No-no-NO! I did it, I finished it! He shouts at himself, and he shouts at her. How dare she make things so much more difficult? Adding on more days of agonizing anticipation. He reminds her of her mother, who she’ll never see again, and he can’t tell her why this is bad, but it means when he loses her, she won’t even have Jackie to turn to.

But she only asks how she can help, which is like getting stabbed in the chest with… okay, he can’t think of the simile, but something not sharp and very symbolic of love. A mattress? Getting stabbed in the chest with a mattress? His mind is moving like treacle. “Those coordinates over there, set them all to six. And hurry up!”

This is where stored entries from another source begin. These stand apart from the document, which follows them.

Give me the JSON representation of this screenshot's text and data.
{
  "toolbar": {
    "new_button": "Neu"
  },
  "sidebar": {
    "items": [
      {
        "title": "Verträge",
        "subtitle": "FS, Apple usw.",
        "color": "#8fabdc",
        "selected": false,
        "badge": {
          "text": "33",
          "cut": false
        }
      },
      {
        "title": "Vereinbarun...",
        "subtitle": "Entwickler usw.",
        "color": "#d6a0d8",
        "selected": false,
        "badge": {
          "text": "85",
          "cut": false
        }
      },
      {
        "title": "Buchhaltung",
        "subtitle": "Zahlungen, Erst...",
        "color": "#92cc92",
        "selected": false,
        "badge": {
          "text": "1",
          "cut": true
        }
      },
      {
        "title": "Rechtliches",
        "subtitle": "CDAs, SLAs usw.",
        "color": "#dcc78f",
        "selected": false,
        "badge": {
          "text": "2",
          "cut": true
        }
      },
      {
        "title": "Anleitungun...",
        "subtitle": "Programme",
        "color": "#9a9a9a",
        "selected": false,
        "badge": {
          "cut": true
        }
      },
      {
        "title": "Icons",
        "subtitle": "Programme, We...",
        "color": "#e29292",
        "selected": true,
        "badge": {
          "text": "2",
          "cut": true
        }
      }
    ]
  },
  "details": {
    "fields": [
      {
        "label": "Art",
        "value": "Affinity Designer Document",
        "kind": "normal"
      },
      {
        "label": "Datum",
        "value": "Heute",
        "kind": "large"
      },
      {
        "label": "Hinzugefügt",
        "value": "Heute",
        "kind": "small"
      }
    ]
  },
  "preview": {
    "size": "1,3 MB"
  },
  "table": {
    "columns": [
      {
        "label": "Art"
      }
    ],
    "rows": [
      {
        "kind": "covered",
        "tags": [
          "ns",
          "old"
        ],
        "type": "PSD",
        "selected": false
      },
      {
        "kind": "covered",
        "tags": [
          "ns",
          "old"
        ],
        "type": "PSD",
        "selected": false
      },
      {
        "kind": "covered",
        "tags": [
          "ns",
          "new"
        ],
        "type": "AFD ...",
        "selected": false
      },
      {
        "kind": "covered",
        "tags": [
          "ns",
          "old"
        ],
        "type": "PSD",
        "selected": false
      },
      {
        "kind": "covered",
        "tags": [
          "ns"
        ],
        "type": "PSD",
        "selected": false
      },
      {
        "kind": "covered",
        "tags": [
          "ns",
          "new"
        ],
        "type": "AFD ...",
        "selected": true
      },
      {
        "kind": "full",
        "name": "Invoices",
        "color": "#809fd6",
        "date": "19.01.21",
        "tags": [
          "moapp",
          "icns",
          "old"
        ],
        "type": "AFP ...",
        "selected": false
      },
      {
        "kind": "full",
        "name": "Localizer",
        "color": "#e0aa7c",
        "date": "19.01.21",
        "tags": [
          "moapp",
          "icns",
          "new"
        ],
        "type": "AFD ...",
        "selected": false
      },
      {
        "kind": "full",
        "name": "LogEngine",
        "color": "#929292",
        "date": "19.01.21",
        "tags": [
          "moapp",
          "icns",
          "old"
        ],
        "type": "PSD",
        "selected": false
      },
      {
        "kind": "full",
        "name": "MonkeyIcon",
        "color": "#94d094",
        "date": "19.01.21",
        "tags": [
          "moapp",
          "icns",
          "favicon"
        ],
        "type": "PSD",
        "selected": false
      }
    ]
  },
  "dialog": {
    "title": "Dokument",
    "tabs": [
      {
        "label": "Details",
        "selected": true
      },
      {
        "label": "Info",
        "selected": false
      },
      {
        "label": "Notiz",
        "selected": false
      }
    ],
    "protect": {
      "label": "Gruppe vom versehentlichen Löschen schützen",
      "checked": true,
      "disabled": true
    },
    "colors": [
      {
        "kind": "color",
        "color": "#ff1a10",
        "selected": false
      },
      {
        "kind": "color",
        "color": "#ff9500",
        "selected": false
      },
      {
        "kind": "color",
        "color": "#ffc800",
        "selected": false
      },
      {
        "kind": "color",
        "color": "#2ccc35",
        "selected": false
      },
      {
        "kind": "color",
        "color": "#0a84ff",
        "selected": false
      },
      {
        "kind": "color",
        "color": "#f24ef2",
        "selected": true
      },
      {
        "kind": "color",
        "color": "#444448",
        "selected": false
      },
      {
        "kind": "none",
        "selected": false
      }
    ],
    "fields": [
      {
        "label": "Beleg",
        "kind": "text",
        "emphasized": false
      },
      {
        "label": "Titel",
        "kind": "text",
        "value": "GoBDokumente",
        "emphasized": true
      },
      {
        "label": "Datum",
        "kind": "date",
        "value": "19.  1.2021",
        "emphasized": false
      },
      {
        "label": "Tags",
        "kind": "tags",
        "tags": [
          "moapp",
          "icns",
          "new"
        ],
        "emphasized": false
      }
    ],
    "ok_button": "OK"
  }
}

When the computer intones that the levers are operational, he smiles at her, tries to relieve the fear he just put into her. It’s not today. Today is not the day he loses her, and as always, today is all that matters, because tomorrow will be a today when it happens and when it happens it can be all that matters to them then.

For that moment, he had been almost certain they were going to have a tomorrow.

* * *

He can’t actually see her on the beach. He’s only aiming an image of himself through a hole in the universe. But he’s touched her mind, and the TARDIS has been inside her, and him, and so he knows what she sees, what she does, what she looks like. (Beautiful.)

What is this place, he asks her, curious for the sake of knowledge, and really, what can be said? He isn’t at a loss for words, just at a loss for meaning.

“Dårlig Ulv Stranden,” she says. “Bad Wolf Bay.”

Bad Wolf, again. He wonders if the Bad Wolf can track her way back to him again, or if the trail goes cold and freezes in the Void.

He can sense a pull in Rose towards Mickey, towards her family. They are with her, then. That’s good, very good. She needs them. (She needs him more.)

“There's five of us now. Mum, dad, Mickey... and the baby,” she confirms.

A baby? The knot in his gut loosens, surprising him slightly. A baby, that was good, that was incredible! Of course Rose should be somewhere safe, now, not running from danger constantly. A baby… linking them across the Void; perhaps a bond more powerful than any physics. He looks across the console at Rose’s shirt, left where it was flung on the railing. The shirt she wore when she snogged him, with help from Cassandra. The shirt she wore when she snogged him, with no help from anyone. (She only needed help with the small buttons, but he had nimble fingers.) A baby, though… wouldn’t he have known? Confused, he breathes, “You’re not…”

“No!” she giggles, “It’s Mum.”

The knot inside returns, but less tightly than before. There is no baby, no; but there is a connection, one the Void cannot sever. Body and soul and time and space, flowing between them. She will save her world and he will save his; she is still the Bad Wolf; he, the Oncoming Storm. He tells her she cannot see him again, reminding her of all the things that couldn’t be done, the seven impossible things they did before breakfast. He prattles on, burning up a sun with words and so he does not give her his I love you in return. He does not know the ending of the story, but he knows the story goes on.